From the rarified perch of the White House, Trump's racist tweets tap into the id of this other America.
And here's what's so frightening about this: It is not a big stretch to say that when a leader uses the kind of language that Trump uses against minorities, it may increase the chances of violence being used against them.
I recall what Mark Naison, a historian at Fordham University, told me after the Charlottesville violence in 2017 when talking about Trump's racial rhetoric.
He says most Americans don't realize how dangerous it is for a leader to talk about fellow citizens as if they're the enemy. But some people from other countries know.
Naison recalled a conversation he once had with some Trump supporters.
"I told these guys, 'You can't control this. You're playing with fire,'" Naison says. "Open violent communal warfare is scary. You can't control it. Look at what happened in the Balkans, Northern Ireland, Israel."
The United States must become one thing or the other
Historical analogies, of course, are tricky. 
I've heard commentators say we're on the verge of a second Civil War. That makes a mockery of the carnage of that war, where at least 600,000 Americans were killed. 
Yet there is another 19th-century parallel that resonates. One commentator recently said we're on the brink of a "political civil war." 
That comment evoked another era that reminds me of this one -- the decades running up to the Civil War.
Then, as now, we were splitting into two different countries. Political compromise was impossible on another issue that revolved around American identity -- slavery. Congressional lawmakers carried pistols on the House and Senate floors.
The impending Civil War was described as "irrepressible conflict" -- the nation would become either a slave-holding nation or a free-labor country. There was no middle ground.
That period also saw the rise of the nation's first anti-immigration party. They were called the "The American Party," otherwise known as the "Know-Nothings." They blamed Irish and German immigrants for rising crime and poverty rates, and riots erupted across America in the 1840s and '50s.

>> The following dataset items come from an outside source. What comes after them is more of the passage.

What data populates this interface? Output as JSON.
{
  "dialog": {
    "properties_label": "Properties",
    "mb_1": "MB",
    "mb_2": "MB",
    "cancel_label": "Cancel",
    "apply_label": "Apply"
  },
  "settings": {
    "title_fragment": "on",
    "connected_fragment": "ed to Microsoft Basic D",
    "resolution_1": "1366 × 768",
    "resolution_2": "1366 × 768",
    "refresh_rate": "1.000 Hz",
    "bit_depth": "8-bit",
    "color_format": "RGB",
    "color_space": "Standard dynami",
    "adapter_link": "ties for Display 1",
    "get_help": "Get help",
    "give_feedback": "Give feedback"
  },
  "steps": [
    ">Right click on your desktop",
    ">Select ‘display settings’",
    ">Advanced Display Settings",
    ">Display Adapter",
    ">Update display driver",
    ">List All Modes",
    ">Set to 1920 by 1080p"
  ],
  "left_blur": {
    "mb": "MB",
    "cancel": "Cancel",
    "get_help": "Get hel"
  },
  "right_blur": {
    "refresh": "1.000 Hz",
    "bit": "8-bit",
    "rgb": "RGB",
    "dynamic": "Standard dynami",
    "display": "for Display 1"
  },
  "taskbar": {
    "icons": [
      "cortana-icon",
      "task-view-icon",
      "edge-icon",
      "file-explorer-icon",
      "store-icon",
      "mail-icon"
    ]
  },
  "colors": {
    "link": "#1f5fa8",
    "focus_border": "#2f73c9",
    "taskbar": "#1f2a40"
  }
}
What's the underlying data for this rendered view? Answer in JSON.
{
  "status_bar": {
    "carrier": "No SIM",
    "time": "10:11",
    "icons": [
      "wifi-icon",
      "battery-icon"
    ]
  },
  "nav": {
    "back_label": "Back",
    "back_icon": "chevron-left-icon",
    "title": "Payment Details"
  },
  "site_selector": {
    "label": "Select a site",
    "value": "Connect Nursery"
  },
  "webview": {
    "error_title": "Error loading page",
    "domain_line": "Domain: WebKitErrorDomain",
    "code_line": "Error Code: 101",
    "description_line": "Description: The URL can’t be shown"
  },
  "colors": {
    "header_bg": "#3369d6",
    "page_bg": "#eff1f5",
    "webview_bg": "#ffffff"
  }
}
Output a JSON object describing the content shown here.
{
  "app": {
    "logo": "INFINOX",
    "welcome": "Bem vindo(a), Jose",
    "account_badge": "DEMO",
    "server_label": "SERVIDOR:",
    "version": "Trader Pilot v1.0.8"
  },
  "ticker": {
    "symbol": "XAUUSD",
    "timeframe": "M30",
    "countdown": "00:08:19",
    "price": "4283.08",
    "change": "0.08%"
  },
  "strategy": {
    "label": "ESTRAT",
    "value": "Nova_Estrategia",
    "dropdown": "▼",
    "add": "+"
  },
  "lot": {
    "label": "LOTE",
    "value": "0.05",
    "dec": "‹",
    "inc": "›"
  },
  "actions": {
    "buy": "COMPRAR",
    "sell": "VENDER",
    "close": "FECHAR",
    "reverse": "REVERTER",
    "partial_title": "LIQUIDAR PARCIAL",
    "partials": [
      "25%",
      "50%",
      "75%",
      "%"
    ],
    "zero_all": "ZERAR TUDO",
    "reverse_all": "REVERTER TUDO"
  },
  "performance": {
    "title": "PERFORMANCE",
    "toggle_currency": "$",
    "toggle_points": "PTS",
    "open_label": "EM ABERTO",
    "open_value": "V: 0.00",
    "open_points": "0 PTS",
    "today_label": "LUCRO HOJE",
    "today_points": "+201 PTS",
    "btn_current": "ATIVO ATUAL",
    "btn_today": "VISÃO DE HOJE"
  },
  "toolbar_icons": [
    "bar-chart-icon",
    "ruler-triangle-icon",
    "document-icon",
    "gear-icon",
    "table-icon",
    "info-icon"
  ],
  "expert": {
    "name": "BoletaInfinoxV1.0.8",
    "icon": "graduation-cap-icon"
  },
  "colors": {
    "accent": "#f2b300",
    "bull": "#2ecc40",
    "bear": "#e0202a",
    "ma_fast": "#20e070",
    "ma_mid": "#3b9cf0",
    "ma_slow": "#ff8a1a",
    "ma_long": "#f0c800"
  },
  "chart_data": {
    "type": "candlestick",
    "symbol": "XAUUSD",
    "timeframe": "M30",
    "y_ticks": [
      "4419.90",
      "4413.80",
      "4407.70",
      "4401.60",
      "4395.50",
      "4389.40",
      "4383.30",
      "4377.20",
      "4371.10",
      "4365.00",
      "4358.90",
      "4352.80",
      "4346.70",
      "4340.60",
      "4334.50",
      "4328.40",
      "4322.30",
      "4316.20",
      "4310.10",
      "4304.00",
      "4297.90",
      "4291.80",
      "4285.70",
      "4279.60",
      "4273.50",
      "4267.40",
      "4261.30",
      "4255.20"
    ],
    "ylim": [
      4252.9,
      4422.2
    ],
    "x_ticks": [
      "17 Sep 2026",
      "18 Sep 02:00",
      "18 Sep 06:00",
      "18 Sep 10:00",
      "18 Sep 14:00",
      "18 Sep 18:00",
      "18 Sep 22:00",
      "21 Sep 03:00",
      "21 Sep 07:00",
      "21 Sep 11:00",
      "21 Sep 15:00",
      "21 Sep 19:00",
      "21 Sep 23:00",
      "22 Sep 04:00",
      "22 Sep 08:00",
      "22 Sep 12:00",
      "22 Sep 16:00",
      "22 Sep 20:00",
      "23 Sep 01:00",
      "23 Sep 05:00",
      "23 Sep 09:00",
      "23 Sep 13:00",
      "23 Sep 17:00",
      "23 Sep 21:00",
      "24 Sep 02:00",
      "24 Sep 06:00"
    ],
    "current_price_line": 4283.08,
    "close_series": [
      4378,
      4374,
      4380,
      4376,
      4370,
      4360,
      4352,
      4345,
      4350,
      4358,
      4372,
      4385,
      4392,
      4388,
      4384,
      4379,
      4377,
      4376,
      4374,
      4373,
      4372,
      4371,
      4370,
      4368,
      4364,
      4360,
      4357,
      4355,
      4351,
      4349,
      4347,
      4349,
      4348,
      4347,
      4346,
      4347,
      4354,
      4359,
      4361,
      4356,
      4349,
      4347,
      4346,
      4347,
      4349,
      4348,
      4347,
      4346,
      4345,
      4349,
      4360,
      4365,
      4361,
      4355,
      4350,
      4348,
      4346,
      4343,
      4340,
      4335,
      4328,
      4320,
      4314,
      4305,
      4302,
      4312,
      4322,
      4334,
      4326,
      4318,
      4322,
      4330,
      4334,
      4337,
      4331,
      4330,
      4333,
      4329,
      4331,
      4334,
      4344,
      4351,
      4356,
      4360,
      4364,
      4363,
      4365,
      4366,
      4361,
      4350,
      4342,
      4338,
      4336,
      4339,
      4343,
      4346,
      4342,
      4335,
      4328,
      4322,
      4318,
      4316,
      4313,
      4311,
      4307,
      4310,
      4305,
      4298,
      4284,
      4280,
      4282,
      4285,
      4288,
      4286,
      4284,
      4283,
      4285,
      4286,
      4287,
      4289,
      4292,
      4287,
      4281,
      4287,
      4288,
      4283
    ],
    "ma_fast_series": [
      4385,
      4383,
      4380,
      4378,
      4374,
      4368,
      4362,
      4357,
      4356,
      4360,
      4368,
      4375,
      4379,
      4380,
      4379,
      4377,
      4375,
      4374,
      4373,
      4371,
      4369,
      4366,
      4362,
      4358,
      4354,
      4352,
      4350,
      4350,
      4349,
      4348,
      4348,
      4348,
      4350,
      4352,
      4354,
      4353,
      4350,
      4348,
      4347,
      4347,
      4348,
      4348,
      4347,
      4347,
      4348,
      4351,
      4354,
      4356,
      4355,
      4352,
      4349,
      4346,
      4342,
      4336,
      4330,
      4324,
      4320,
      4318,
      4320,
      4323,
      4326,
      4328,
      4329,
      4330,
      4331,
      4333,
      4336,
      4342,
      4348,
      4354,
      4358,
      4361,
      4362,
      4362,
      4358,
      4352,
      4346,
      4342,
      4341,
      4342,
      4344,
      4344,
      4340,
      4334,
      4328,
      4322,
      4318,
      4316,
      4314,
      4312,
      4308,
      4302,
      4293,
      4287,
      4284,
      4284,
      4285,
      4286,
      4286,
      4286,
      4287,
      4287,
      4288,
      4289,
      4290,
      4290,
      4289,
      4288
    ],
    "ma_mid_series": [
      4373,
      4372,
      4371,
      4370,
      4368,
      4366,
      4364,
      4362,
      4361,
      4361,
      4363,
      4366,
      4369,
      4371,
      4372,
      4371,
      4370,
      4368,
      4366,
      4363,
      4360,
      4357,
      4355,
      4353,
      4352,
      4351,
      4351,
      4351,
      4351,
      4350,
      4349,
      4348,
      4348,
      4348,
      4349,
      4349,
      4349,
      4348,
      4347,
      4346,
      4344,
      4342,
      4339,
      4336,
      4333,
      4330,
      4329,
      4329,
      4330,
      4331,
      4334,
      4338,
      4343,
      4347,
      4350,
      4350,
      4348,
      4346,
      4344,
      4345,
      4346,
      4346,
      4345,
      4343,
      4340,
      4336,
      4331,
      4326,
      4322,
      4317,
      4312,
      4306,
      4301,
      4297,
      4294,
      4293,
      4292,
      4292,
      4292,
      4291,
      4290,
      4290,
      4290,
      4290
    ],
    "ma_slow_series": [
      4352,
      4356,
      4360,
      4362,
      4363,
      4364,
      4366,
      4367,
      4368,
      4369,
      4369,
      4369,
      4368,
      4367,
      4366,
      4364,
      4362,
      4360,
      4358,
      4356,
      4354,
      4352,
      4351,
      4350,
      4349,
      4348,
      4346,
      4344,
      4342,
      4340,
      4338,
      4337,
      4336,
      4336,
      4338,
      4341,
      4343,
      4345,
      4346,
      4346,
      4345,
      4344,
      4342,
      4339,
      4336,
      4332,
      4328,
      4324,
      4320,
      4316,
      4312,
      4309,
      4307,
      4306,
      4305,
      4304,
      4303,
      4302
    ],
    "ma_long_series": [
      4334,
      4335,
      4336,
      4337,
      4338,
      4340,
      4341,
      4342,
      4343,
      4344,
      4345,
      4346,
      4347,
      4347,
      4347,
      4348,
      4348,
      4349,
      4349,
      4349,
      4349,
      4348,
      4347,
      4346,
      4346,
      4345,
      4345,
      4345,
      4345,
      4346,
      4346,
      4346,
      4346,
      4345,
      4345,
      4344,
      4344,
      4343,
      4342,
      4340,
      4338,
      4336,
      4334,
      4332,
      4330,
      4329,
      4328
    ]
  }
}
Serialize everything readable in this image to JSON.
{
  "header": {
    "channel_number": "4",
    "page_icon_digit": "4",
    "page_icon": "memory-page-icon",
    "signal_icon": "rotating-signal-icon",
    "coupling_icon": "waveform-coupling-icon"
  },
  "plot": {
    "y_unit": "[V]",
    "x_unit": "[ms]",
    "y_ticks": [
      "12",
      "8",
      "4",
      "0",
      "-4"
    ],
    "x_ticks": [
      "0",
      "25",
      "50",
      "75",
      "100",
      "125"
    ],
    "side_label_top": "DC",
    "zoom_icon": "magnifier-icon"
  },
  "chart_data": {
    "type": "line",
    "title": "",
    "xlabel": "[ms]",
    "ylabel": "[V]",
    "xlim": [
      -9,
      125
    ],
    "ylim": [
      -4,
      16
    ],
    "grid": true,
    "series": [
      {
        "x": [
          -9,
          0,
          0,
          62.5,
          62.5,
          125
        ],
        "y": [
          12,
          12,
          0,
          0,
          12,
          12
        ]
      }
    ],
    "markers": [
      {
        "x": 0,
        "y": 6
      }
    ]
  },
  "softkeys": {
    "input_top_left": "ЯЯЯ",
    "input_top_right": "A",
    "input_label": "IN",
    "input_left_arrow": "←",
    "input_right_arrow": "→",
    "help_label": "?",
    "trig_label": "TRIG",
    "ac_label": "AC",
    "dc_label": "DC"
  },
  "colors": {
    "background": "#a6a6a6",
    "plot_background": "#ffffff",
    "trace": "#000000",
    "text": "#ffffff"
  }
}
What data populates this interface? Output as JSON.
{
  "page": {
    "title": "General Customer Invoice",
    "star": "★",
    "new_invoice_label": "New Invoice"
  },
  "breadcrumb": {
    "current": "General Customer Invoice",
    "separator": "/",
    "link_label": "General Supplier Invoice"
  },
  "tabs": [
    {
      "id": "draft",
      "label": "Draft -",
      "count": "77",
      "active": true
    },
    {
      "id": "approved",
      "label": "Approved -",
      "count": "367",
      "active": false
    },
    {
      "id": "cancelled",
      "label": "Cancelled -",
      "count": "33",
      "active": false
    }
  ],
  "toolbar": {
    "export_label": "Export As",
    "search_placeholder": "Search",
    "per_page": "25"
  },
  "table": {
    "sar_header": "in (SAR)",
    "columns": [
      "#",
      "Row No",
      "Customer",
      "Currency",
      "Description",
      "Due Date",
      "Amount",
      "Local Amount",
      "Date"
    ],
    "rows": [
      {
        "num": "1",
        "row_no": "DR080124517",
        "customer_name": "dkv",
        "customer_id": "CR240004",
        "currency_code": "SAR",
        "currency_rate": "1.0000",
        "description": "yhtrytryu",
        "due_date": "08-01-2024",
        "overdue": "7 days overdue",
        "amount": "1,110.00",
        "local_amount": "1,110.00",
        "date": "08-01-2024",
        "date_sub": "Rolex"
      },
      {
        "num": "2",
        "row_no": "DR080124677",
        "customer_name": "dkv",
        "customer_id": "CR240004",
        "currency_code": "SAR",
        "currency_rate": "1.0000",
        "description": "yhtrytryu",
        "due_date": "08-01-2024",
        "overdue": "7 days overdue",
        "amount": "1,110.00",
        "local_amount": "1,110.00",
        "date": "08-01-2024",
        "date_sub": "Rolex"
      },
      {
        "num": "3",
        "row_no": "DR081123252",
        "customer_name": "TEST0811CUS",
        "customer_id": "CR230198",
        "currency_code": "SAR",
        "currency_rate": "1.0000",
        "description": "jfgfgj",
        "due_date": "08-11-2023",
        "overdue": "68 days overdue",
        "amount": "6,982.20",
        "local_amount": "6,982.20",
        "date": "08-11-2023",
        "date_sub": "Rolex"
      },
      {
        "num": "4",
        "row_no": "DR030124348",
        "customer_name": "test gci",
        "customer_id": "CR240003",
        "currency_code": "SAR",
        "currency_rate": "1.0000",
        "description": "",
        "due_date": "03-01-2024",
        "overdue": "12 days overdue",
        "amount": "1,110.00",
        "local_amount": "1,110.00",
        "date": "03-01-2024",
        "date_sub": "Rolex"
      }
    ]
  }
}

"Party members tended to come from the working classes and had a strong anti-elitist bent," Amy Briggs wrote in National Geographic. "Their platform sought to limit immigration and the influence of Catholicism, and they used ugly ethnic stereotypes to stir up hatred against the recent German and Irish arrivals."
Trump's tweets show we are now in the middle of another "irrepressible conflict." We can't forever be a country that prides itself for welcomingimmigrants and religious diversity while also being one that puts immigrant children in cages and shrugs when our President makes racist statements.
To paraphrase another President -- Abraham Lincoln -- we eventually "will become all one thing or all the other."
We can become what one scholar called a "compassionate, multireligious, multiracial democracy." 
Or we can become what another called a "hollowed out" democracy, where one ethnic group rules the rest. 
The outrage over Trump's tweets will eventually fade. But the choice his racial rhetoric presents to America will be with us for years to come.